Bazar Bellamy est la synthèse d'une convergence artistique composée de Monsieur Georges (chant), de Pablo Berchenko (guitare), de Jean-Louis Bire (batterie), de Ludovic Martin - ex Lagony - (basse) et de Irwin Gomez - Budapest et KKC Orchestra - (claviers). Outre des membres issus de styles différents (punk, rock, metal, indus, rap, blues), la particularité du groupe est d'attacher une importance singulière aux paroles, s'inscrivant ainsi dans le sillon de combos tels que Eiffel ou feu Noir Désir, écrites autour d'un triptyque "Amour / Existence / Espérance". Écorchés vifs dans un monde de plus en plus abîmé et dans l'urgence pour sa survie, Bazar Bellamy propose un rock dont la musique sert à faire passer un message, chose qui se fait de plus en plus rare dans l'industrie musicale actuelle, du moins celle que l'on nous sert dans les médias mainstream.

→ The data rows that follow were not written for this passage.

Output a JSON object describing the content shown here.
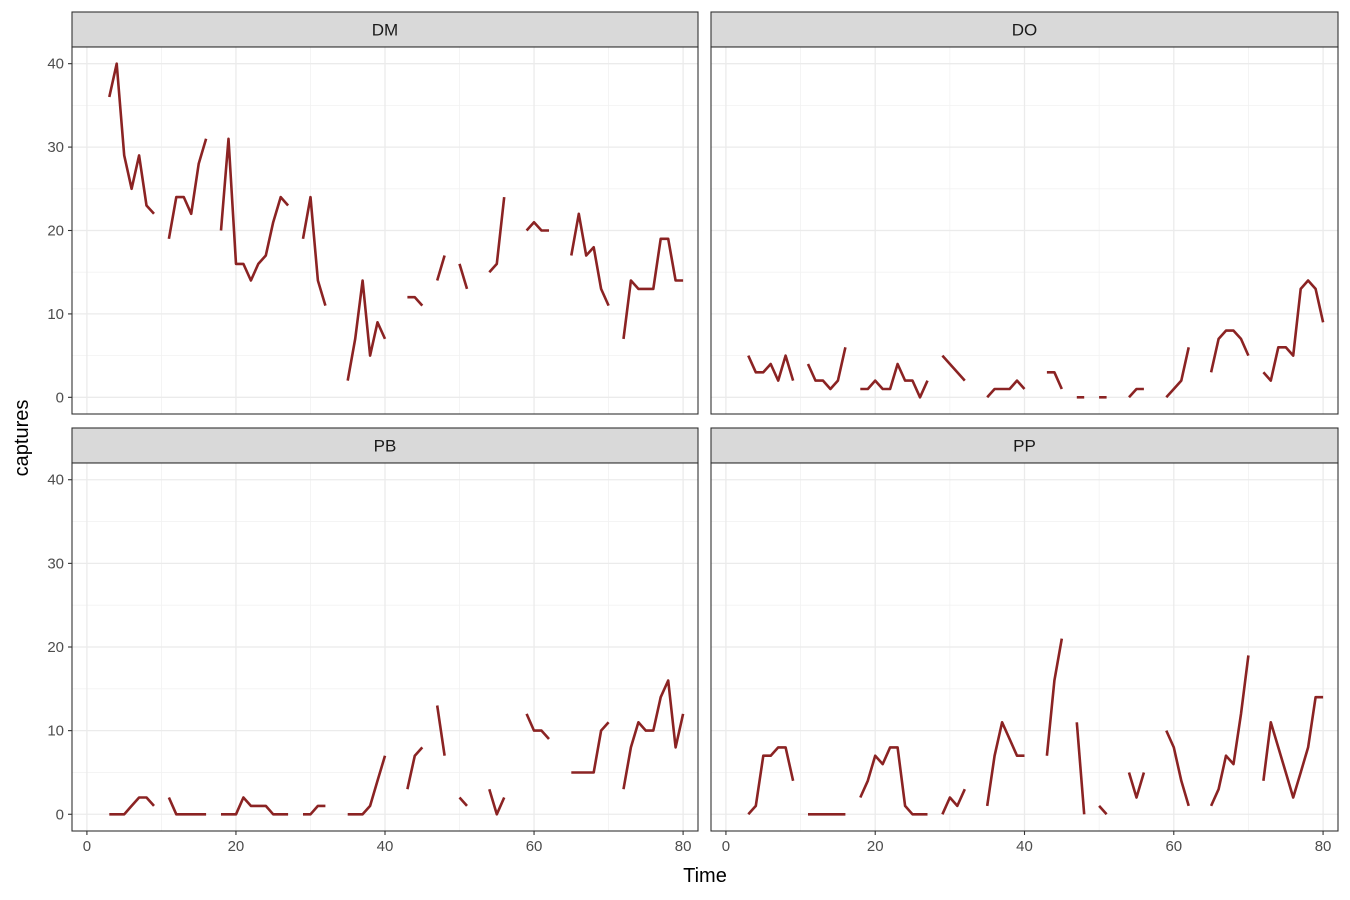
{
  "chart_data": {
    "type": "line",
    "xlabel": "Time",
    "ylabel": "captures",
    "xlim": [
      -2,
      82
    ],
    "ylim": [
      -2,
      42
    ],
    "x_ticks": [
      0,
      20,
      40,
      60,
      80
    ],
    "y_ticks": [
      0,
      10,
      20,
      30,
      40
    ],
    "x_minor": [
      10,
      30,
      50,
      70
    ],
    "y_minor": [
      5,
      15,
      25,
      35
    ],
    "grid": true,
    "line_color": "#8B2323",
    "facet_layout": "2x2",
    "panels": [
      {
        "name": "DM",
        "segments": [
          [
            [
              3,
              36
            ],
            [
              4,
              40
            ],
            [
              5,
              29
            ],
            [
              6,
              25
            ],
            [
              7,
              29
            ],
            [
              8,
              23
            ],
            [
              9,
              22
            ]
          ],
          [
            [
              11,
              19
            ],
            [
              12,
              24
            ],
            [
              13,
              24
            ],
            [
              14,
              22
            ],
            [
              15,
              28
            ],
            [
              16,
              31
            ]
          ],
          [
            [
              18,
              20
            ],
            [
              19,
              31
            ],
            [
              20,
              16
            ],
            [
              21,
              16
            ],
            [
              22,
              14
            ],
            [
              23,
              16
            ],
            [
              24,
              17
            ],
            [
              25,
              21
            ],
            [
              26,
              24
            ],
            [
              27,
              23
            ]
          ],
          [
            [
              29,
              19
            ],
            [
              30,
              24
            ],
            [
              31,
              14
            ],
            [
              32,
              11
            ]
          ],
          [
            [
              35,
              2
            ],
            [
              36,
              7
            ],
            [
              37,
              14
            ],
            [
              38,
              5
            ],
            [
              39,
              9
            ],
            [
              40,
              7
            ]
          ],
          [
            [
              43,
              12
            ],
            [
              44,
              12
            ],
            [
              45,
              11
            ]
          ],
          [
            [
              47,
              14
            ],
            [
              48,
              17
            ]
          ],
          [
            [
              50,
              16
            ],
            [
              51,
              13
            ]
          ],
          [
            [
              54,
              15
            ],
            [
              55,
              16
            ],
            [
              56,
              24
            ]
          ],
          [
            [
              59,
              20
            ],
            [
              60,
              21
            ],
            [
              61,
              20
            ],
            [
              62,
              20
            ]
          ],
          [
            [
              65,
              17
            ],
            [
              66,
              22
            ],
            [
              67,
              17
            ],
            [
              68,
              18
            ],
            [
              69,
              13
            ],
            [
              70,
              11
            ]
          ],
          [
            [
              72,
              7
            ],
            [
              73,
              14
            ],
            [
              74,
              13
            ],
            [
              75,
              13
            ],
            [
              76,
              13
            ],
            [
              77,
              19
            ],
            [
              78,
              19
            ],
            [
              79,
              14
            ],
            [
              80,
              14
            ]
          ]
        ]
      },
      {
        "name": "DO",
        "segments": [
          [
            [
              3,
              5
            ],
            [
              4,
              3
            ],
            [
              5,
              3
            ],
            [
              6,
              4
            ],
            [
              7,
              2
            ],
            [
              8,
              5
            ],
            [
              9,
              2
            ]
          ],
          [
            [
              11,
              4
            ],
            [
              12,
              2
            ],
            [
              13,
              2
            ],
            [
              14,
              1
            ],
            [
              15,
              2
            ],
            [
              16,
              6
            ]
          ],
          [
            [
              18,
              1
            ],
            [
              19,
              1
            ],
            [
              20,
              2
            ],
            [
              21,
              1
            ],
            [
              22,
              1
            ],
            [
              23,
              4
            ],
            [
              24,
              2
            ],
            [
              25,
              2
            ],
            [
              26,
              0
            ],
            [
              27,
              2
            ]
          ],
          [
            [
              29,
              5
            ],
            [
              30,
              4
            ],
            [
              31,
              3
            ],
            [
              32,
              2
            ]
          ],
          [
            [
              35,
              0
            ],
            [
              36,
              1
            ],
            [
              37,
              1
            ],
            [
              38,
              1
            ],
            [
              39,
              2
            ],
            [
              40,
              1
            ]
          ],
          [
            [
              43,
              3
            ],
            [
              44,
              3
            ],
            [
              45,
              1
            ]
          ],
          [
            [
              47,
              0
            ],
            [
              48,
              0
            ]
          ],
          [
            [
              50,
              0
            ],
            [
              51,
              0
            ]
          ],
          [
            [
              54,
              0
            ],
            [
              55,
              1
            ],
            [
              56,
              1
            ]
          ],
          [
            [
              59,
              0
            ],
            [
              60,
              1
            ],
            [
              61,
              2
            ],
            [
              62,
              6
            ]
          ],
          [
            [
              65,
              3
            ],
            [
              66,
              7
            ],
            [
              67,
              8
            ],
            [
              68,
              8
            ],
            [
              69,
              7
            ],
            [
              70,
              5
            ]
          ],
          [
            [
              72,
              3
            ],
            [
              73,
              2
            ],
            [
              74,
              6
            ],
            [
              75,
              6
            ],
            [
              76,
              5
            ],
            [
              77,
              13
            ],
            [
              78,
              14
            ],
            [
              79,
              13
            ],
            [
              80,
              9
            ]
          ]
        ]
      },
      {
        "name": "PB",
        "segments": [
          [
            [
              3,
              0
            ],
            [
              4,
              0
            ],
            [
              5,
              0
            ],
            [
              6,
              1
            ],
            [
              7,
              2
            ],
            [
              8,
              2
            ],
            [
              9,
              1
            ]
          ],
          [
            [
              11,
              2
            ],
            [
              12,
              0
            ],
            [
              13,
              0
            ],
            [
              14,
              0
            ],
            [
              15,
              0
            ],
            [
              16,
              0
            ]
          ],
          [
            [
              18,
              0
            ],
            [
              19,
              0
            ],
            [
              20,
              0
            ],
            [
              21,
              2
            ],
            [
              22,
              1
            ],
            [
              23,
              1
            ],
            [
              24,
              1
            ],
            [
              25,
              0
            ],
            [
              26,
              0
            ],
            [
              27,
              0
            ]
          ],
          [
            [
              29,
              0
            ],
            [
              30,
              0
            ],
            [
              31,
              1
            ],
            [
              32,
              1
            ]
          ],
          [
            [
              35,
              0
            ],
            [
              36,
              0
            ],
            [
              37,
              0
            ],
            [
              38,
              1
            ],
            [
              39,
              4
            ],
            [
              40,
              7
            ]
          ],
          [
            [
              43,
              3
            ],
            [
              44,
              7
            ],
            [
              45,
              8
            ]
          ],
          [
            [
              47,
              13
            ],
            [
              48,
              7
            ]
          ],
          [
            [
              50,
              2
            ],
            [
              51,
              1
            ]
          ],
          [
            [
              54,
              3
            ],
            [
              55,
              0
            ],
            [
              56,
              2
            ]
          ],
          [
            [
              59,
              12
            ],
            [
              60,
              10
            ],
            [
              61,
              10
            ],
            [
              62,
              9
            ]
          ],
          [
            [
              65,
              5
            ],
            [
              66,
              5
            ],
            [
              67,
              5
            ],
            [
              68,
              5
            ],
            [
              69,
              10
            ],
            [
              70,
              11
            ]
          ],
          [
            [
              72,
              3
            ],
            [
              73,
              8
            ],
            [
              74,
              11
            ],
            [
              75,
              10
            ],
            [
              76,
              10
            ],
            [
              77,
              14
            ],
            [
              78,
              16
            ],
            [
              79,
              8
            ],
            [
              80,
              12
            ]
          ]
        ]
      },
      {
        "name": "PP",
        "segments": [
          [
            [
              3,
              0
            ],
            [
              4,
              1
            ],
            [
              5,
              7
            ],
            [
              6,
              7
            ],
            [
              7,
              8
            ],
            [
              8,
              8
            ],
            [
              9,
              4
            ]
          ],
          [
            [
              11,
              0
            ],
            [
              12,
              0
            ],
            [
              13,
              0
            ],
            [
              14,
              0
            ],
            [
              15,
              0
            ],
            [
              16,
              0
            ]
          ],
          [
            [
              18,
              2
            ],
            [
              19,
              4
            ],
            [
              20,
              7
            ],
            [
              21,
              6
            ],
            [
              22,
              8
            ],
            [
              23,
              8
            ],
            [
              24,
              1
            ],
            [
              25,
              0
            ],
            [
              26,
              0
            ],
            [
              27,
              0
            ]
          ],
          [
            [
              29,
              0
            ],
            [
              30,
              2
            ],
            [
              31,
              1
            ],
            [
              32,
              3
            ]
          ],
          [
            [
              35,
              1
            ],
            [
              36,
              7
            ],
            [
              37,
              11
            ],
            [
              38,
              9
            ],
            [
              39,
              7
            ],
            [
              40,
              7
            ]
          ],
          [
            [
              43,
              7
            ],
            [
              44,
              16
            ],
            [
              45,
              21
            ]
          ],
          [
            [
              47,
              11
            ],
            [
              48,
              0
            ]
          ],
          [
            [
              50,
              1
            ],
            [
              51,
              0
            ]
          ],
          [
            [
              54,
              5
            ],
            [
              55,
              2
            ],
            [
              56,
              5
            ]
          ],
          [
            [
              59,
              10
            ],
            [
              60,
              8
            ],
            [
              61,
              4
            ],
            [
              62,
              1
            ]
          ],
          [
            [
              65,
              1
            ],
            [
              66,
              3
            ],
            [
              67,
              7
            ],
            [
              68,
              6
            ],
            [
              69,
              12
            ],
            [
              70,
              19
            ]
          ],
          [
            [
              72,
              4
            ],
            [
              73,
              11
            ],
            [
              74,
              8
            ],
            [
              75,
              5
            ],
            [
              76,
              2
            ],
            [
              77,
              5
            ],
            [
              78,
              8
            ],
            [
              79,
              14
            ],
            [
              80,
              14
            ]
          ]
        ]
      }
    ]
  }
}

Après une campagne de financement participatif, le groupe a réussi à mener à bien l'enregistrement et la commercialisation d'un premier album "Jusqu'ici Tout Va Bien" avec comme image un crapaud paralysé au milieu de la route, une voiture dans le dos sur le point d'interrompre la vie du pauvre batracien... Le groupe se fait témoin du constat d'un système qui aliène les émotions jugées mal vues dans nos sociétés occidentales ('Un Homme') à l'appui d'un poème remanié de Kipling ('Si'). Le texte célèbre les vertus d’un stoïcisme sous l’ère victorienne britannique,
où il était noble de retenir ses émotions et de dominer ses passions. Finalement rien n'a changé.
Le groupe est un mélange du rock traditionnel à la française auquel il greffe des éléments de stoner mais aussi électro à la Da Staat dont le groupe est friand. Cet aspect qui pourrait être un peu fourre-tout se révèle donner à l'ensemble un relief singulier et personnel. 'Démodé' est le parfait exemple de ce patchwork musical ambiant bien équilibré par Bazar Bellamy avec un texte acide sur la nouvelle génération (musicale) symptomatique d'une relative régression culturelle encouragée par des médias mainstream. Les textes sont très littéraires à la manière d'un Thiéfaine ou Roda Gil, et détonnent dans une industrie qui ne prend plus le temps de se pencher dessus.
Si l'ambiance se veut sombre et lourde, il se dégage cependant non pas une résignation ni une résilience face au constat pessimiste, mais un espoir qui réside dans "l'amour toujours l'amour", parfois sur un ton léger ('Via Frattina' du nom d'une célèbre rue de Rome) ou un peu moins ('Mercy'). L'ardeur n'est toutefois jamais éloignée avec un rageur 'Garde les Yeux Ouverts' à la forte tension dramatique qui évolue tout le titre. Monsieur G possède un timbre de voix très clair et interprète les titres avec une relative retenue bienvenue, entre douceur et éraillement sur des mélodies efficaces.
Voici un bel album, un peu court toutefois, dans lequel Bazar Bellamy, malgré l'origine musicale disparate de chaque membre, offre un ensemble cohérent qui dénonce l'urgence avec une belle énergie mais aussi de l'espoir. Le titre de l'album colle parfaitement à l'avis positif qui se dégage de l'écoute, jusqu'ici tout va bien pour Bazar Bellamy et ça ne fera certainement que durer pourvu qu'il trouve sa place dans une industrie qui devient de plus en plus lisse.